Improving Pharmacy Security after Strikes

Pharmacies pattern security after banks following thefts of prescription narcotics


One night in June 2002, burglars cut the telephone lines leading from the Naples Professional Pharmacy, disabling the alarm. They then forced open a door and a locked cabinet and stole 5,000 doses of prescription narcotics worth $25,000.

The same pharmacy was hit again last week. But this time, new layers of security that are becoming popular with pharmacies, banks and convenience stores led to a much different outcome.

When burglars cut the telephone lines at 12:30 a.m., a state-of-the-art security system equipped with a cellular telephone automatically alerted the alarm company, which called police. The thieves tried to smash a window to enter the pharmacy but were rebuffed by wire reinforcement, and a new security door stood up to their efforts to pry it open.

Cumberland County sheriff's deputies, responding to the alarm, spotted a black van speeding away from the area on U.S. Route 302, caught up with it and eventually charged the two New Hampshire men inside with the burglary.

A growing problem with drug addiction in southern Maine and the desperate need for drugs and money to buy them has turned banks, convenience stores and pharmacies themselves into frequent targets of theft, police say. The businesses are responding by beefing up security with the latest in technology, as well as additional training for staff.

"We were broken into the first time and they got in because the wires were cut and everything went down," said David Diller, who opened the Naples pharmacy five years ago and now works with a Hannaford pharmacy in Bridgton. "After that, there have been wireless things put in with battery backups. There is no way in hell they can get around it."

Besides new alarm systems and reinforced doors and windows, improved video surveillance has led to better security photographs and, in turn, helped police identify more suspects.

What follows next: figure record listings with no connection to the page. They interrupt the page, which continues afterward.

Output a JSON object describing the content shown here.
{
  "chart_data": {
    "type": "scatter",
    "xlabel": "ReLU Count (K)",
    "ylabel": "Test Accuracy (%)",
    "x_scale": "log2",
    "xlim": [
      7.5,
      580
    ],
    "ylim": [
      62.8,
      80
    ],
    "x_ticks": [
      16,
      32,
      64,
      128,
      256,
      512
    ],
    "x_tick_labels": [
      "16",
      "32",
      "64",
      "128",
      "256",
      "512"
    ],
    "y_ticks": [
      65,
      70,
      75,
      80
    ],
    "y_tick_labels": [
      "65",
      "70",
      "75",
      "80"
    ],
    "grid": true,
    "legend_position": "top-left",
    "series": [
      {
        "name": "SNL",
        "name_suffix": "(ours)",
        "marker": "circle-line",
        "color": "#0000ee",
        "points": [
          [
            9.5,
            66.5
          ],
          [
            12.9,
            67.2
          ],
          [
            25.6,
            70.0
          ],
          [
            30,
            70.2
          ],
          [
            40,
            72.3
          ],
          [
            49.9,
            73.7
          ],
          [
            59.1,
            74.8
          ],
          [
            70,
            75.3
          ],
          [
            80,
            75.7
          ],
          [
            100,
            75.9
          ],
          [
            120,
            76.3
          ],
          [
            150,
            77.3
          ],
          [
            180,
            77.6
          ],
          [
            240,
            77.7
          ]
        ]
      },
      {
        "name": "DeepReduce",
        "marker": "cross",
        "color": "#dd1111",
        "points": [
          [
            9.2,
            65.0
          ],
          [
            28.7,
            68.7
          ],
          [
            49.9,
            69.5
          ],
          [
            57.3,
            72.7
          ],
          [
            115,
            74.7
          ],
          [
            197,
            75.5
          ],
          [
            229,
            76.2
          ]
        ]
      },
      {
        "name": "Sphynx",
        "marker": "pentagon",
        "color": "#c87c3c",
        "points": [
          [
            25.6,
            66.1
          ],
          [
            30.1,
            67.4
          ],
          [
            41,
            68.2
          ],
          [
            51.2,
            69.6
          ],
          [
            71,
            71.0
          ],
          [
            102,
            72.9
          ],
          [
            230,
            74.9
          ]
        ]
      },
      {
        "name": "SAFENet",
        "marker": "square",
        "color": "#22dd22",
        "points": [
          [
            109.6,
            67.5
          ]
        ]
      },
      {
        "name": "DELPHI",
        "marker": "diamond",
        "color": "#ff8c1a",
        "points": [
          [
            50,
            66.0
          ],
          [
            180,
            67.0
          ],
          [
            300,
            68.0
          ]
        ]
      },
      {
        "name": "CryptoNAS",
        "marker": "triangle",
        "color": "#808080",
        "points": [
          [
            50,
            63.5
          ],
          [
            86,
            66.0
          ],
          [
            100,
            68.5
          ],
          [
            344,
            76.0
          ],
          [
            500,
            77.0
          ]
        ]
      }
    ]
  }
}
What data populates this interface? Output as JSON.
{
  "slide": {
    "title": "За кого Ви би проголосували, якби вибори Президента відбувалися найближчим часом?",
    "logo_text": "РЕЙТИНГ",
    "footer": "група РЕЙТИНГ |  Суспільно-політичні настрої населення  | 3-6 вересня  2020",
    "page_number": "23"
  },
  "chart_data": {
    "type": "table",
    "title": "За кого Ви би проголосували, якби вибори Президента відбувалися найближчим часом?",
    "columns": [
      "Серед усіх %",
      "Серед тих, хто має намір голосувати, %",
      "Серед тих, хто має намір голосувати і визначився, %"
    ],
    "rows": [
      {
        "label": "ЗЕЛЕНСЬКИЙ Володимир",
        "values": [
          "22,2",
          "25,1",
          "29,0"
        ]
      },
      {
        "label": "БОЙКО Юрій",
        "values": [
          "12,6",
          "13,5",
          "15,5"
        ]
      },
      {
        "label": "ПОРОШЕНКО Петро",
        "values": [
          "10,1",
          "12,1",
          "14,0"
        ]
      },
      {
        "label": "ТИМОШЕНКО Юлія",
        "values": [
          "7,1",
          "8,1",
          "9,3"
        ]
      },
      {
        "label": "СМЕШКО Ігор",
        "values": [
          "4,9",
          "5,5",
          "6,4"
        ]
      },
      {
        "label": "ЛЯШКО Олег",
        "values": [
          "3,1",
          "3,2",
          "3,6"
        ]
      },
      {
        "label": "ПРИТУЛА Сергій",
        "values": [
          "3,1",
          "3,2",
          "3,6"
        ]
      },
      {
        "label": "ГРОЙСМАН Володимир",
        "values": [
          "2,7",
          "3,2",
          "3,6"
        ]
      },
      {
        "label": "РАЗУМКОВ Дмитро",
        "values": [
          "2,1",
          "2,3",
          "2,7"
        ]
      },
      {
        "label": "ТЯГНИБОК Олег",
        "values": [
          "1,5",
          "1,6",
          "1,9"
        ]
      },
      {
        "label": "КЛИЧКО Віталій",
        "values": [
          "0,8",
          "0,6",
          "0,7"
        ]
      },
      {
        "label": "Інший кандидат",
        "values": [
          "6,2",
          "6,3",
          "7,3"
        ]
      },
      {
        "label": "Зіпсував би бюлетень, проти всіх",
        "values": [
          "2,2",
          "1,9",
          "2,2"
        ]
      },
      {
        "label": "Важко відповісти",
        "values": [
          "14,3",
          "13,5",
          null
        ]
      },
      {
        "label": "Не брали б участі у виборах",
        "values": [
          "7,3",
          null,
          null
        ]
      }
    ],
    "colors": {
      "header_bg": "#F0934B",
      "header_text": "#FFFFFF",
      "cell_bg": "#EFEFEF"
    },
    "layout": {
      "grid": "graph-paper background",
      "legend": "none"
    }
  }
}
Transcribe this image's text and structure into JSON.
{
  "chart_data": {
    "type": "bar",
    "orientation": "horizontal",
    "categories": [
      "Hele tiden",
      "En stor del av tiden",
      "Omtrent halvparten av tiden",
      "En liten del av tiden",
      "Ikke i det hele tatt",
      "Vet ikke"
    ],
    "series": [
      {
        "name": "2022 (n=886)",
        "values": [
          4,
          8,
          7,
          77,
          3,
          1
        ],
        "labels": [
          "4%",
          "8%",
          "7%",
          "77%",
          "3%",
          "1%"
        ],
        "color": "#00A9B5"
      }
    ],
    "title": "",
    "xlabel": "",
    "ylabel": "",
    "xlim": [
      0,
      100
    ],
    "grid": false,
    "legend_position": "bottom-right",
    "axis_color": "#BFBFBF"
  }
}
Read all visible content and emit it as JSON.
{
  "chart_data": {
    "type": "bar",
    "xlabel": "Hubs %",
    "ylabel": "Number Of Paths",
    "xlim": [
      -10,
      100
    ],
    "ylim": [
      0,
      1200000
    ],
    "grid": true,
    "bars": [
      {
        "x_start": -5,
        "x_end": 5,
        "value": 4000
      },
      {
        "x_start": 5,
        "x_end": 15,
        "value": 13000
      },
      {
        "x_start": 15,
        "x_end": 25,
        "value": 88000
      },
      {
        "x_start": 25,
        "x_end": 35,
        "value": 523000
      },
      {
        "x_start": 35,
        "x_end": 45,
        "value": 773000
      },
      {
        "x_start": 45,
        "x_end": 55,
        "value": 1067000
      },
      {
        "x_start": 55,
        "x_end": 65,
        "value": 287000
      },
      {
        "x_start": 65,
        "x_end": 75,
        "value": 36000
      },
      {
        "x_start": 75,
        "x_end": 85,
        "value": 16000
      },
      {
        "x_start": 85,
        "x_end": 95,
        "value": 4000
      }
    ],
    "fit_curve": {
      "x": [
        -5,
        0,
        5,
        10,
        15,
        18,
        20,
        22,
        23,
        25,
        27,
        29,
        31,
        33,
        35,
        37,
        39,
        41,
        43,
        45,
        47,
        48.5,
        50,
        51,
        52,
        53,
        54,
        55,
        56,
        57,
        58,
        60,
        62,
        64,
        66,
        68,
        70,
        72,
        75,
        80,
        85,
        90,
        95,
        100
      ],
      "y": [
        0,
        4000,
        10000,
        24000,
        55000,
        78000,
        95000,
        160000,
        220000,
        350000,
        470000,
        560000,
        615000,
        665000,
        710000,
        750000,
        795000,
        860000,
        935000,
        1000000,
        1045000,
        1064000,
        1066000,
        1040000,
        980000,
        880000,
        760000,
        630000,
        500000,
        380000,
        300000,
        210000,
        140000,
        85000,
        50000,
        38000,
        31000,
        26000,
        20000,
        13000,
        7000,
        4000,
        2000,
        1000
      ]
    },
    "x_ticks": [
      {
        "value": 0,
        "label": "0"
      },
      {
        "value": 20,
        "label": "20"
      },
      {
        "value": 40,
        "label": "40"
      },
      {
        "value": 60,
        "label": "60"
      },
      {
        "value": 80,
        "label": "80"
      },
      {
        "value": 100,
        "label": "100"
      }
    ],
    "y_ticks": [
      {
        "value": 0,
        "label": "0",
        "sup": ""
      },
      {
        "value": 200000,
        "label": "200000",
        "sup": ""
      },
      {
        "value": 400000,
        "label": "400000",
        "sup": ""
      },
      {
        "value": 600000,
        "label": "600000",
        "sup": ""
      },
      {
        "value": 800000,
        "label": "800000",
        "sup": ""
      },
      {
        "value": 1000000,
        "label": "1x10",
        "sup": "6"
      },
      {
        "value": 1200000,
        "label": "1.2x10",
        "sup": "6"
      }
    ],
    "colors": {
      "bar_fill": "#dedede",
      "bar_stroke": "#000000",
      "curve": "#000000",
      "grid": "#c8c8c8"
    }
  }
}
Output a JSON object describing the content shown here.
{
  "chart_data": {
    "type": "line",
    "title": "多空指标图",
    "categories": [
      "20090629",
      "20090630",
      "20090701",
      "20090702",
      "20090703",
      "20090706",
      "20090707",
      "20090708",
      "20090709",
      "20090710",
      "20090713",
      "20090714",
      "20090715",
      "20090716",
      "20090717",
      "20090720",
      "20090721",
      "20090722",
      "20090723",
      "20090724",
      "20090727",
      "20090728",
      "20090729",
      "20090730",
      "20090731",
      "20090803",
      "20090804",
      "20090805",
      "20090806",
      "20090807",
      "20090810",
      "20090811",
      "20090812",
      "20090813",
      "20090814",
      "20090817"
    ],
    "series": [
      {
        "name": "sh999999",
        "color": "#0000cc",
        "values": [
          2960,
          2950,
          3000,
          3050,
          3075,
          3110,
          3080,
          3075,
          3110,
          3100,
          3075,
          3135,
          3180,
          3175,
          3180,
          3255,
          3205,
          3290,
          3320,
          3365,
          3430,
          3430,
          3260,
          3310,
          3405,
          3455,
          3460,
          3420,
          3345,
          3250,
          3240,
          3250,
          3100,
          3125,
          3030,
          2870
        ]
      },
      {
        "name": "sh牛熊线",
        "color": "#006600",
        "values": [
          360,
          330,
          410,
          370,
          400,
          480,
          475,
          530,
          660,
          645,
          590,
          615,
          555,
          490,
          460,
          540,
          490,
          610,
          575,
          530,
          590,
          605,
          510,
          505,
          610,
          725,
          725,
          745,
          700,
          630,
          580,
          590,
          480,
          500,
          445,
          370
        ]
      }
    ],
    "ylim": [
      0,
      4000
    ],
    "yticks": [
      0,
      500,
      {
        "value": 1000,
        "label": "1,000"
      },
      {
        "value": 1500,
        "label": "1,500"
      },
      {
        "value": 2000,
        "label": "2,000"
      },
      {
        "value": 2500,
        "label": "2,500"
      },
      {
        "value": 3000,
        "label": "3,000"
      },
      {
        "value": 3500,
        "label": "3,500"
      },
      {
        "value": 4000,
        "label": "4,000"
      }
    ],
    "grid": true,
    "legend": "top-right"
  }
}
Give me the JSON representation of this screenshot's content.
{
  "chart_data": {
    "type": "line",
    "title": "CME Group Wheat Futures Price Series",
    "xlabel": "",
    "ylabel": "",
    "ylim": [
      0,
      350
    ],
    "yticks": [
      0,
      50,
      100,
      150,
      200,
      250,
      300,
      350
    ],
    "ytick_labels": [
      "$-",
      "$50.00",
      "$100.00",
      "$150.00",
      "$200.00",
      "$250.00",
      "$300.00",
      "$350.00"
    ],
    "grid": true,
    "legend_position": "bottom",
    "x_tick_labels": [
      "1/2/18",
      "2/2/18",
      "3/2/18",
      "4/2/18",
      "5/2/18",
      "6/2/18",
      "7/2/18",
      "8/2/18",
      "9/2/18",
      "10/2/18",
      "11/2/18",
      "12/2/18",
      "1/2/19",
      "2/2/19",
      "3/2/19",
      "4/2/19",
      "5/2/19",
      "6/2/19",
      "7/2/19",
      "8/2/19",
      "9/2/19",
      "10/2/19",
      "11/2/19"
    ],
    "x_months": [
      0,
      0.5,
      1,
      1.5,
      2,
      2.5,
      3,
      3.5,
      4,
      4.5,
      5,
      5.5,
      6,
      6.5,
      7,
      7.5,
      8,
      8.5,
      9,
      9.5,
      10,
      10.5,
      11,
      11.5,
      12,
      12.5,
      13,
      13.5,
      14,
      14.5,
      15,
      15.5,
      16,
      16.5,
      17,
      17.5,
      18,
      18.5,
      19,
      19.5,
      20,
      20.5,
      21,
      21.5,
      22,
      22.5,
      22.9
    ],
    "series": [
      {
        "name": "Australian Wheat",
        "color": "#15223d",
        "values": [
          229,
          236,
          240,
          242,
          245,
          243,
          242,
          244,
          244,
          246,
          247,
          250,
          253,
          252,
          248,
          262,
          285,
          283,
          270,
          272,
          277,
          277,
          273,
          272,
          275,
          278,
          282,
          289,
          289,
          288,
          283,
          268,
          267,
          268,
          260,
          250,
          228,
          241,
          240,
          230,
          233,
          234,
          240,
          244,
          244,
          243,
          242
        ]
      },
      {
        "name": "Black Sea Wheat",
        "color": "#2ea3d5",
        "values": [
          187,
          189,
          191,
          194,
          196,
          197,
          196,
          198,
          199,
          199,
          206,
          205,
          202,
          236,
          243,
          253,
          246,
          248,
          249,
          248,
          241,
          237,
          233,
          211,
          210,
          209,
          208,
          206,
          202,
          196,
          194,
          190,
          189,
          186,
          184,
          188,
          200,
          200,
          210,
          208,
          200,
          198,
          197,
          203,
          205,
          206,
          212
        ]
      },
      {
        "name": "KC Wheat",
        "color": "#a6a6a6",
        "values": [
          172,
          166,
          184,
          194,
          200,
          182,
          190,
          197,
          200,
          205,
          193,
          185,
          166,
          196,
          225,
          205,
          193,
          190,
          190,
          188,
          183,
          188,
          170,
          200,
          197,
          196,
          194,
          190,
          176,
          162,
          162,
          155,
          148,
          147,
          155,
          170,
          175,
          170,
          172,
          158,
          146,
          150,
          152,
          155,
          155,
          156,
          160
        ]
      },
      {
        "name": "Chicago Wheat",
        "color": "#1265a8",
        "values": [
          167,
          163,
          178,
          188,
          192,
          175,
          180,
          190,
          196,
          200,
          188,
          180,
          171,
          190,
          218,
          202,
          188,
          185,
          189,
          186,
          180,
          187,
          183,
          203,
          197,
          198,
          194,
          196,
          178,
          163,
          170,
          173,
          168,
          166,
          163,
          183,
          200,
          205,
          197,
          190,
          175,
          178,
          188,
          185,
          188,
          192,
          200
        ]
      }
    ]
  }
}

Some pharmacies, like banks, now have silent panic alarms that can summon police quickly if there's a robbery. Others have installed pressure sensors on the floor that trigger an alarm.

Thefts of painkillers and other medicines led investigators and the pharmaceutical industry to create an Internet Web site for sharing information about crimes and arrest data. Rx Patrol is designed to collect, analyze and disseminate information about pharmacy thefts.

Some pharmacies no longer keep powerful painkillers such as OxyContin at their stores, which has cut back on the number of break-ins and robberies, said Anthony Pettigrew, a spokesman for the federal Drug Enforcement Administration, which regulates pharmacies' distribution of narcotics.

Improved security protects more than just the targeted business, according to police. Burglars and robbers - once successful - rarely stop until they're caught, they said.

Technology and training that foil criminals or lead to their capture will deter crime in the community in general, said Portland police Lt. Vernon Malloch. "That sends a message to people you can't get away with this," Malloch said.

In the year ending July 2005, Maine experienced 17 armed robberies at pharmacies and six nighttime pharmacy burglaries, said Pettigrew.

Statistics compiled by the state Department of Public Safety show that the overall number of armed robberies in Maine jumped from 288 in 2004 to 318 last year. Since November, there have been at least 18 bank robberies and a similar number of robberies targeting convenience stores or pharmacies.